Unless we take action to reduce our population willingly, it will happen unwillingly, as the planet’s ecology fails to support us. That will be harsh. Any species that exceeds the carrying capacity of the environment it lives in will experience a population crash, usually due to starvation, disease, and predation. That’s our choice. Either we make the right decisions, or we pay the price.


The difference between our situation today and the Indus Valley civilization or the Roman Empire is that today’s civilization is globalized. The collapse of global industrial civilization is coming. It cannot be stopped at this point. In fact, it is already in progress. But collapse is also not simply an overnight chaotic breakdown of all social order. We can define collapse as a rapid simplification of a complex society characterized by the breakdown of political and social institutions, a return to localized, low-energy ways of life, and usually a significant reduction in population (which is a nice way of saying that a lot of people die).

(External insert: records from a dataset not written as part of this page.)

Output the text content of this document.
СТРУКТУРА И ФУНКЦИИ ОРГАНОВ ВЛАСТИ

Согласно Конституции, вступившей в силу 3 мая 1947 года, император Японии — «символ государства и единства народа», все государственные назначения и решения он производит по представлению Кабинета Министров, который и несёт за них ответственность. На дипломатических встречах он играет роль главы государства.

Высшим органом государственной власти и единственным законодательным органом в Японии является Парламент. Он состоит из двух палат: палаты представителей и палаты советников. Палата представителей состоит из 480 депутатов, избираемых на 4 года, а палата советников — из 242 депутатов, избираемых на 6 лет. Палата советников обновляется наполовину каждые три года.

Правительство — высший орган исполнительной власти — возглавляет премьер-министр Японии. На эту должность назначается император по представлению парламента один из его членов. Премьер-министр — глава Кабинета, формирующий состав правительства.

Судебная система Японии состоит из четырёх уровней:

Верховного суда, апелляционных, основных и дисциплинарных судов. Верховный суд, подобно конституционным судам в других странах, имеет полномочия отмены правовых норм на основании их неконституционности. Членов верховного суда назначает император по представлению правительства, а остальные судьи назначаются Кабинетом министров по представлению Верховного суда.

Collapse should be looked at as having good and bad elements. Good elements, from my perspective, including reducing consumption and energy use, localizing our lives, and having certain destructive institutions (for example, the fossil fuel industry) fade away. Bad elements might include a breakdown of basic safety and rising violence, mass starvation, disease, and, for example, the destruction of local forests for firewood if electricity is no longer available for heating. Some aspects of collapse have elements of both. For example, the collapse of industrial agriculture would be incredibly beneficial for the planet but would lead to mass human die-offs.


If collapse is coming regardless of what we want, it is our moral and ecological responsibility to make the best of the situation by assisting and accelerating the positive aspects of collapse (for example, by working to reduce consumption and dismantle oil infrastructure) and help prevent or mitigate the negative aspects (for example, by working to reduce population growth and build localized sustainable food systems).


As I write this, I am looking into a meadow between eighty-year-old oak trees. A deer and her fawn are walking through the grass. Birds are singing in the trees. A passenger jet roars overhead, and the hum of traffic floats over the hills. There is a fundamental contradiction between industrial civilization and ecology, and the organic tensions created by this contradiction are rising. These are dire and revolutionary times, and it is our responsibility to navigate them!

[1] Derrick Jensen, Lierre Keith, Max Wilbert, Bright Green Lies: How the Environmental Movement Lost Its Way and What We Can Do About It (Rhinebeck, NY: Monkfish Book Publishing Company, 2021), xviii.